通常,主机无法使用 Quadro 卡,因为内核驱动程序vfio-pci
阻止使用它。但是,当我不在虚拟机中使用它时,我希望可以从主机访问它,例如进行一些计算。
nvidia-setttings
但是,功耗和风扇速度存在这种非常奇怪的行为...如何在不需要一直打开的情况下降低功耗和风扇速度?
从我的笔记来看:
在主机上重用直通就绪设备
假设应该在主机上使用已准备好将其传递给来宾的辅助显卡。该设备通常无法在主机上使用,因为加载了错误的驱动程序。此处,Quadro M4000 已vfio-pci
使用驱动程序,但nvidia
应使用该驱动程序。
sudo lspci -nnk | egrep -A3 "VGA|Display|3D"
# 0b:00.0 VGA compatible controller [0300]: NVIDIA Corporation GM206 [GeForce GTX 960] [10de:1401] (rev a1)
# Subsystem: Gigabyte Technology Co., Ltd Device [1458:36ac]
# Kernel driver in use: nvidia
# Kernel modules: nouveau, nvidia_drm, nvidia
# --
# 0c:00.0 VGA compatible controller [0300]: NVIDIA Corporation GM204GL [Quadro M4000] [10de:13f1] (rev a1)
# Subsystem: Hewlett-Packard Company Device [103c:1153]
# Kernel driver in use: vfio-pci
# Kernel modules: nouveau, nvidia_drm, nvidia
卸载vfio-pci
驱动程序并再次检查设备状态。不应使用任何内核驱动程序,因此线路Kernel driver in use: ...
消失了。
sudo modprobe -r vfio-pci
sudo lspci -nnk | egrep -A3 "VGA|Display|3D"
# 0b:00.0 VGA compatible controller [0300]: NVIDIA Corporation GM206 [GeForce GTX 960] [10de:1401] (rev a1)
# Subsystem: Gigabyte Technology Co., Ltd Device [1458:36ac]
# Kernel driver in use: nvidia
# Kernel modules: nouveau, nvidia_drm, nvidia
# --
# 0c:00.0 VGA compatible controller [0300]: NVIDIA Corporation GM204GL [Quadro M4000] [10de:13f1] (rev a1)
# Subsystem: Hewlett-Packard Company Device [103c:1153]
# Kernel modules: nouveau, nvidia_drm, nvidia
# 0c:00.1 Audio device [0403]: NVIDIA Corporation GM204 High Definition Audio Controller [10de:0fbb] (rev a1)

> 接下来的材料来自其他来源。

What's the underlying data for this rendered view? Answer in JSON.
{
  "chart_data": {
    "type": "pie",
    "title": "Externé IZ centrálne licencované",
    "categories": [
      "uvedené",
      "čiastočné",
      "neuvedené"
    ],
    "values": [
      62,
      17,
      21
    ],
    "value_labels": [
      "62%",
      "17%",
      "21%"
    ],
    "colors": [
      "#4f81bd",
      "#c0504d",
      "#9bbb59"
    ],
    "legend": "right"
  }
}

还要检查 nvidia 驱动程序工具的输出nvidia-smi
。它应该只列出一张显卡(未通过的 GTX 960)。
sudo nvidia-smi
# Tue Sep 28 18:19:36 2021
# +-----------------------------------------------------------------------------+
# | NVIDIA-SMI 470.74 Driver Version: 470.74 CUDA Version: 11.4 |
# |-------------------------------+----------------------+----------------------+
# | GPU Name Persistence-M| Bus-Id Disp.A | Volatile Uncorr. ECC |
# | Fan Temp Perf Pwr:Usage/Cap| Memory-Usage | GPU-Util Compute M. |
# | | | MIG M. |
# |===============================+======================+======================|
# | 0 NVIDIA GeForce ... Off | 00000000:0B:00.0 On | N/A |
# | 0% 51C P8 19W / 160W | 477MiB / 4040MiB | 0% Default |
# | | | N/A |
# +-------------------------------+----------------------+----------------------+
# ...
从系统中删除所有关联的 PCI 设备。在本例中,它们是0c:00.0
和0c:00.1
。然后检查那些是否真的消失了。
echo 1 | sudo tee /sys/bus/pci/devices/0000\:0c\:00.0/remove
echo 1 | sudo tee /sys/bus/pci/devices/0000\:0c\:00.1/remove
sudo ls /sys/bus/pci/devices/ | grep 0c:00.
# nothing...
然后让它rescan
用于 PCI 设备并检查设备是否再次存在并启用。还要检查正在使用哪个内核驱动程序以及nvidia-smi
正在说明什么。
echo 1 | sudo tee /sys/bus/pci/rescan
sudo ls /sys/bus/pci/devices/ | grep 0c:00.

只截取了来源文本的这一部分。